Right now employment lawyers are talking, debating and especially ZOOMING about various employment issues that have arisen since this pandemic started.
I want to look down the road a few months when hopefully the pandemic will be on the decline. I think that the following legal issues and trends will arise and will need to be resolved:
- The longer these temporary layoffs continue the more employees will seriously look at the temporary layoff = termination argument.
- After 13 weeks, many employers will not have recalled employees and either don’t have benefits they could continue or fail to do so, thereby triggering the deemed termination provisions of the ESA.
- Even if they are recalled and return to work, could the employee still sue for the lost wages on the basis that there was no express or implied term of employment regarding layoff?
- Will the frustration defence apply to only those businesses that were forced to close due to Government edict?
- Would class actions apply for both termination cases and unpaid wages during layoff cases?
- Does a refusal to accept a recall bar the employee from still suing for the lost wages up until the time of the recall?

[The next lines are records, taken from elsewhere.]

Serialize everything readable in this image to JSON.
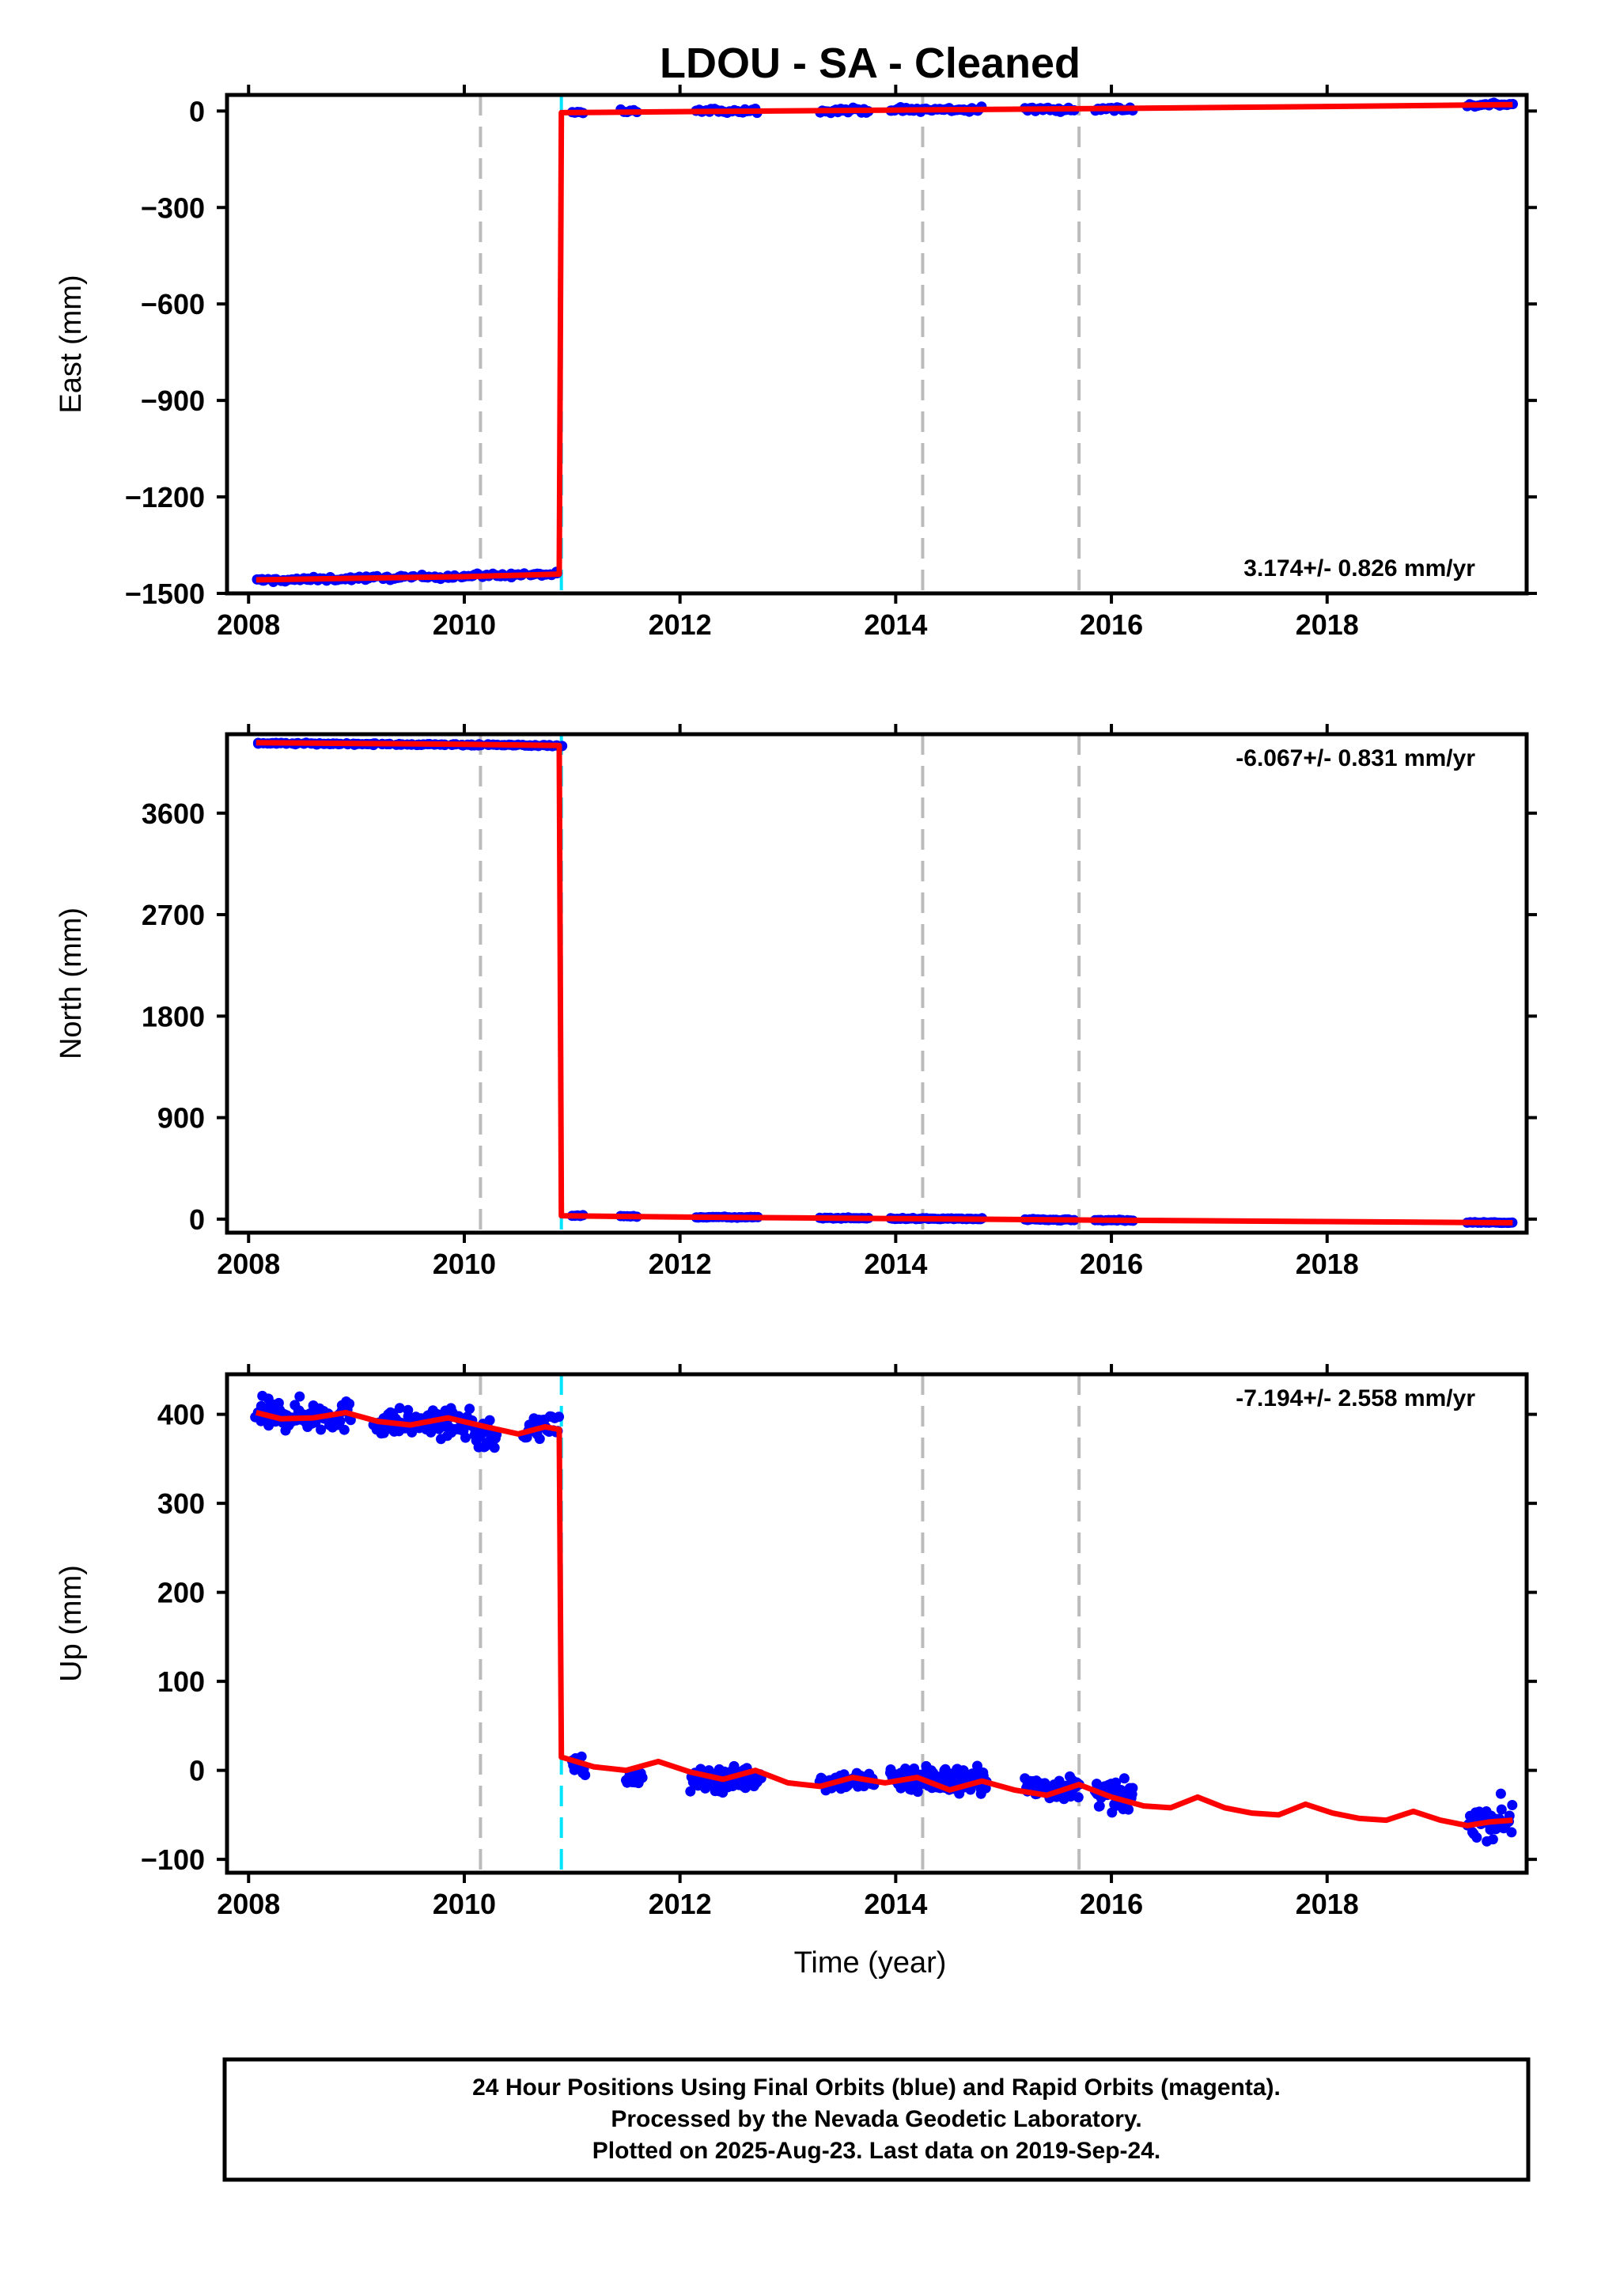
{
  "figure": {
    "title": "LDOU  - SA - Cleaned",
    "xlabel": "Time (year)",
    "footer": [
      "24 Hour Positions Using Final Orbits (blue) and Rapid Orbits (magenta).",
      "Processed by the Nevada Geodetic Laboratory.",
      "Plotted on 2025-Aug-23. Last data on 2019-Sep-24."
    ]
  },
  "colors": {
    "data_points": "#0000ff",
    "model_line": "#ff0000",
    "equipment_change": "#bbbbbb",
    "earthquake_offset": "#00e5ff",
    "frame": "#000000"
  },
  "chart_data": [
    {
      "type": "scatter",
      "component": "East",
      "ylabel": "East (mm)",
      "rate_text": "3.174+/- 0.826 mm/yr",
      "xlim": [
        2007.8,
        2019.85
      ],
      "ylim": [
        -1500,
        50
      ],
      "xticks": [
        2008,
        2010,
        2012,
        2014,
        2016,
        2018
      ],
      "yticks": [
        0,
        -300,
        -600,
        -900,
        -1200,
        -1500
      ],
      "grid": false,
      "vlines_dashed_gray": [
        2010.15,
        2014.25,
        2015.7
      ],
      "vlines_dashed_cyan": [
        2010.9
      ],
      "data_segments": [
        {
          "start": 2008.07,
          "end": 2010.88,
          "y0": -1460,
          "y1": -1440,
          "scatter": 6,
          "count": 120
        },
        {
          "start": 2011.0,
          "end": 2011.1,
          "y0": -5,
          "y1": -5,
          "scatter": 6,
          "count": 5
        },
        {
          "start": 2011.45,
          "end": 2011.6,
          "y0": 0,
          "y1": 0,
          "scatter": 6,
          "count": 6
        },
        {
          "start": 2012.15,
          "end": 2012.72,
          "y0": 0,
          "y1": 2,
          "scatter": 7,
          "count": 25
        },
        {
          "start": 2013.3,
          "end": 2013.75,
          "y0": 2,
          "y1": 3,
          "scatter": 7,
          "count": 20
        },
        {
          "start": 2013.95,
          "end": 2014.8,
          "y0": 3,
          "y1": 5,
          "scatter": 8,
          "count": 40
        },
        {
          "start": 2015.2,
          "end": 2015.65,
          "y0": 5,
          "y1": 6,
          "scatter": 7,
          "count": 20
        },
        {
          "start": 2015.85,
          "end": 2016.2,
          "y0": 6,
          "y1": 7,
          "scatter": 8,
          "count": 15
        },
        {
          "start": 2019.3,
          "end": 2019.72,
          "y0": 18,
          "y1": 22,
          "scatter": 6,
          "count": 18
        }
      ],
      "model_line": {
        "x": [
          2008.07,
          2009.0,
          2010.0,
          2010.88,
          2010.9,
          2012.0,
          2014.0,
          2016.0,
          2018.0,
          2019.72
        ],
        "y": [
          -1458,
          -1453,
          -1448,
          -1440,
          -5,
          -2,
          3,
          8,
          14,
          20
        ]
      }
    },
    {
      "type": "scatter",
      "component": "North",
      "ylabel": "North (mm)",
      "rate_text": "-6.067+/- 0.831 mm/yr",
      "xlim": [
        2007.8,
        2019.85
      ],
      "ylim": [
        -120,
        4300
      ],
      "xticks": [
        2008,
        2010,
        2012,
        2014,
        2016,
        2018
      ],
      "yticks": [
        3600,
        2700,
        1800,
        900,
        0
      ],
      "grid": false,
      "vlines_dashed_gray": [
        2010.15,
        2014.25,
        2015.7
      ],
      "vlines_dashed_cyan": [
        2010.9
      ],
      "data_segments": [
        {
          "start": 2008.07,
          "end": 2010.88,
          "y0": 4220,
          "y1": 4200,
          "scatter": 6,
          "count": 120
        },
        {
          "start": 2011.0,
          "end": 2011.1,
          "y0": 30,
          "y1": 30,
          "scatter": 5,
          "count": 5
        },
        {
          "start": 2011.45,
          "end": 2011.6,
          "y0": 25,
          "y1": 25,
          "scatter": 5,
          "count": 6
        },
        {
          "start": 2012.15,
          "end": 2012.72,
          "y0": 18,
          "y1": 15,
          "scatter": 5,
          "count": 25
        },
        {
          "start": 2013.3,
          "end": 2013.75,
          "y0": 10,
          "y1": 8,
          "scatter": 5,
          "count": 20
        },
        {
          "start": 2013.95,
          "end": 2014.8,
          "y0": 5,
          "y1": 2,
          "scatter": 5,
          "count": 40
        },
        {
          "start": 2015.2,
          "end": 2015.65,
          "y0": -5,
          "y1": -8,
          "scatter": 5,
          "count": 20
        },
        {
          "start": 2015.85,
          "end": 2016.2,
          "y0": -10,
          "y1": -12,
          "scatter": 5,
          "count": 15
        },
        {
          "start": 2019.3,
          "end": 2019.72,
          "y0": -30,
          "y1": -32,
          "scatter": 5,
          "count": 18
        }
      ],
      "model_line": {
        "x": [
          2008.07,
          2009.0,
          2010.0,
          2010.88,
          2010.9,
          2012.0,
          2014.0,
          2016.0,
          2018.0,
          2019.72
        ],
        "y": [
          4225,
          4218,
          4210,
          4200,
          30,
          18,
          5,
          -10,
          -22,
          -32
        ]
      }
    },
    {
      "type": "scatter",
      "component": "Up",
      "ylabel": "Up (mm)",
      "rate_text": "-7.194+/- 2.558 mm/yr",
      "xlim": [
        2007.8,
        2019.85
      ],
      "ylim": [
        -115,
        445
      ],
      "xticks": [
        2008,
        2010,
        2012,
        2014,
        2016,
        2018
      ],
      "yticks": [
        400,
        300,
        200,
        100,
        0,
        -100
      ],
      "grid": false,
      "vlines_dashed_gray": [
        2010.15,
        2014.25,
        2015.7
      ],
      "vlines_dashed_cyan": [
        2010.9
      ],
      "data_segments": [
        {
          "start": 2008.07,
          "end": 2008.95,
          "y0": 400,
          "y1": 398,
          "scatter": 16,
          "count": 90
        },
        {
          "start": 2009.15,
          "end": 2010.1,
          "y0": 392,
          "y1": 388,
          "scatter": 14,
          "count": 90
        },
        {
          "start": 2010.1,
          "end": 2010.3,
          "y0": 378,
          "y1": 370,
          "scatter": 18,
          "count": 20
        },
        {
          "start": 2010.55,
          "end": 2010.88,
          "y0": 385,
          "y1": 388,
          "scatter": 14,
          "count": 25
        },
        {
          "start": 2011.0,
          "end": 2011.12,
          "y0": 10,
          "y1": 5,
          "scatter": 10,
          "count": 12
        },
        {
          "start": 2011.5,
          "end": 2011.65,
          "y0": -8,
          "y1": -8,
          "scatter": 8,
          "count": 14
        },
        {
          "start": 2012.1,
          "end": 2012.75,
          "y0": -12,
          "y1": -8,
          "scatter": 12,
          "count": 80
        },
        {
          "start": 2013.3,
          "end": 2013.8,
          "y0": -12,
          "y1": -12,
          "scatter": 10,
          "count": 50
        },
        {
          "start": 2013.95,
          "end": 2014.85,
          "y0": -8,
          "y1": -12,
          "scatter": 14,
          "count": 150
        },
        {
          "start": 2015.2,
          "end": 2015.7,
          "y0": -20,
          "y1": -20,
          "scatter": 12,
          "count": 60
        },
        {
          "start": 2015.85,
          "end": 2016.2,
          "y0": -25,
          "y1": -32,
          "scatter": 14,
          "count": 50
        },
        {
          "start": 2019.3,
          "end": 2019.72,
          "y0": -55,
          "y1": -55,
          "scatter": 20,
          "count": 35
        }
      ],
      "model_line": {
        "x": [
          2008.07,
          2008.3,
          2008.6,
          2008.9,
          2009.2,
          2009.5,
          2009.85,
          2010.2,
          2010.5,
          2010.75,
          2010.88,
          2010.9,
          2011.2,
          2011.5,
          2011.8,
          2012.1,
          2012.4,
          2012.7,
          2013.0,
          2013.3,
          2013.6,
          2013.9,
          2014.2,
          2014.5,
          2014.8,
          2015.1,
          2015.4,
          2015.7,
          2016.0,
          2016.3,
          2016.55,
          2016.8,
          2017.05,
          2017.3,
          2017.55,
          2017.8,
          2018.05,
          2018.3,
          2018.55,
          2018.8,
          2019.05,
          2019.3,
          2019.5,
          2019.72
        ],
        "y": [
          402,
          395,
          396,
          402,
          392,
          388,
          396,
          386,
          378,
          386,
          383,
          15,
          4,
          0,
          10,
          -2,
          -10,
          0,
          -14,
          -18,
          -8,
          -14,
          -8,
          -22,
          -12,
          -22,
          -28,
          -16,
          -30,
          -40,
          -42,
          -30,
          -42,
          -48,
          -50,
          -38,
          -48,
          -54,
          -56,
          -46,
          -56,
          -62,
          -58,
          -56
        ]
      }
    }
  ]
}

- If an employee accepted a recall but still sued for lost wages, could they be terminated for just cause?
- Is there any realistic duty to mitigate during the pandemic or do Plaintiffs get a mitigation holiday?
- We all know that EI is not a deduction from wrongful dismissal damages (because the employee ultimately has to repay their EI), but what about the new Canadian Emergency Response Benefit (CERB)? Each worker could receive up to about $7,500. I have not looked at the CERB legislation, but assuming it has no offset provision like EI, could the employer in a wrongful dismissal case claim a setoff for the CERB amount?
- Will notice periods go up because it will be more difficult to find a job or will they go down because employers are seen to be truly suffering and need a break?
I invite from you both your comments as well as other topics that you think will arise.